Elizabeth continuaba riendo.

—Antes has dicho algo de arreglos, ¿no? —inquirí—. Pues bien, hay algunos que será bueno que consideres. Libre o no, eres la mujer de mi carro. En consecuencia, espero tener la comida preparada, y el vagón ha de estar limpio.

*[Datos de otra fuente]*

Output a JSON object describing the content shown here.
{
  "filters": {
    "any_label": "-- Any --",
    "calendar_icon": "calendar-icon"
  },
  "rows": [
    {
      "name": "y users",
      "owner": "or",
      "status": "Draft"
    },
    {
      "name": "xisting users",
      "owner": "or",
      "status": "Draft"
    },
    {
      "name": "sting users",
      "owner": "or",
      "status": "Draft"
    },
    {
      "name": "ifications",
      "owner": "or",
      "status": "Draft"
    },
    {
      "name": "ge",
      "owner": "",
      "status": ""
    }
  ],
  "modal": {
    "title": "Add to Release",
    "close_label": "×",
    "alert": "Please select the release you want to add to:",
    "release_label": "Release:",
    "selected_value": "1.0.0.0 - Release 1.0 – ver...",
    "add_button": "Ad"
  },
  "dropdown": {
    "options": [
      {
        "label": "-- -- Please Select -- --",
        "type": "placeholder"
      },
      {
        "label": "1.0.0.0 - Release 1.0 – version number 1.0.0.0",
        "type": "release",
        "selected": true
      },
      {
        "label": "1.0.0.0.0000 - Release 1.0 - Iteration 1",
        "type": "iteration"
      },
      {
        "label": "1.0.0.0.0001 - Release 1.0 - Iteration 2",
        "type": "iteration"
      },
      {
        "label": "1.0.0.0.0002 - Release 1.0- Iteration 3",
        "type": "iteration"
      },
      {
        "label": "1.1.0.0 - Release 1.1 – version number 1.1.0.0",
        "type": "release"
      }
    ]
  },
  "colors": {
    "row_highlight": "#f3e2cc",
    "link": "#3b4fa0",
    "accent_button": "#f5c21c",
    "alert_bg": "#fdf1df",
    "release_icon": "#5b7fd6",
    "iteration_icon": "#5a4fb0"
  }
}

También tendrás que engrasar los ejes y cuidar de los boskos.

—No te preocupes, cuando prepare la comida, haré una cantidad suficiente para los dos.

—Me alegra oír eso —murmuré.

—Además, soy la primera que no desearía habitar en un carro sucio, que no tuviese los ejes engrasados y cuyos boskos no estuviesen convenientemente cuidados.

—Claro, eso es natural.

—Pero también creo que podríamos repartirnos todas esas tareas.

—Pero, ¡si soy el comandante de un millar!

—¿Y eso qué más da?

—¿Cómo que qué más da? —grité—. ¡Eso cambia completamente las cosas!

—No es necesario que grites.

Mis ojos no pudieron evitar mirar las cadenas de esclava que estaban junto a la anilla.

—Naturalmente —dijo Elizabeth—, podríamos plantearlo como una especie de división de tareas.

—Bien.

—Por otro lado, siempre podrías alquilar los servicios de una esclava para que realizase este trabajo.

—De acuerdo. Alquilaré una esclava.

—Pero no se puede confiar en las esclavas...

Con un grito de rabia que no pude contener, no faltó poco para derramar el contenido de mi cuenco.

—Casi derramas el vino —dijo Elizabeth.

Decidí que el establecimiento de la libertad para las mujeres era, como muchos goreanos pensaban, un error.

Elizabeth me guiñó el ojo, con expresión conspiradora.

—No te preocupes, ya me encargaré yo del carro.

—¡Estupendo! —exclamé—. ¡Estupendo!

Me senté junto al fuego central, y miré en dirección al suelo. Elizabeth se arrodilló a escasa distancia y bebió otro sorbo de vino.

—Una esclava llamada Hereena —dijo Elizabeth con seriedad—, me ha dicho que mañana habrá una gran batalla.

—Sí —dije levantando la vista—. Creo que es verdad.

—Y si mañana hay que luchar, ¿tomarás parte en el combate?

—Sí, supongo que sí.

—¿Por qué has venido al carro esta noche?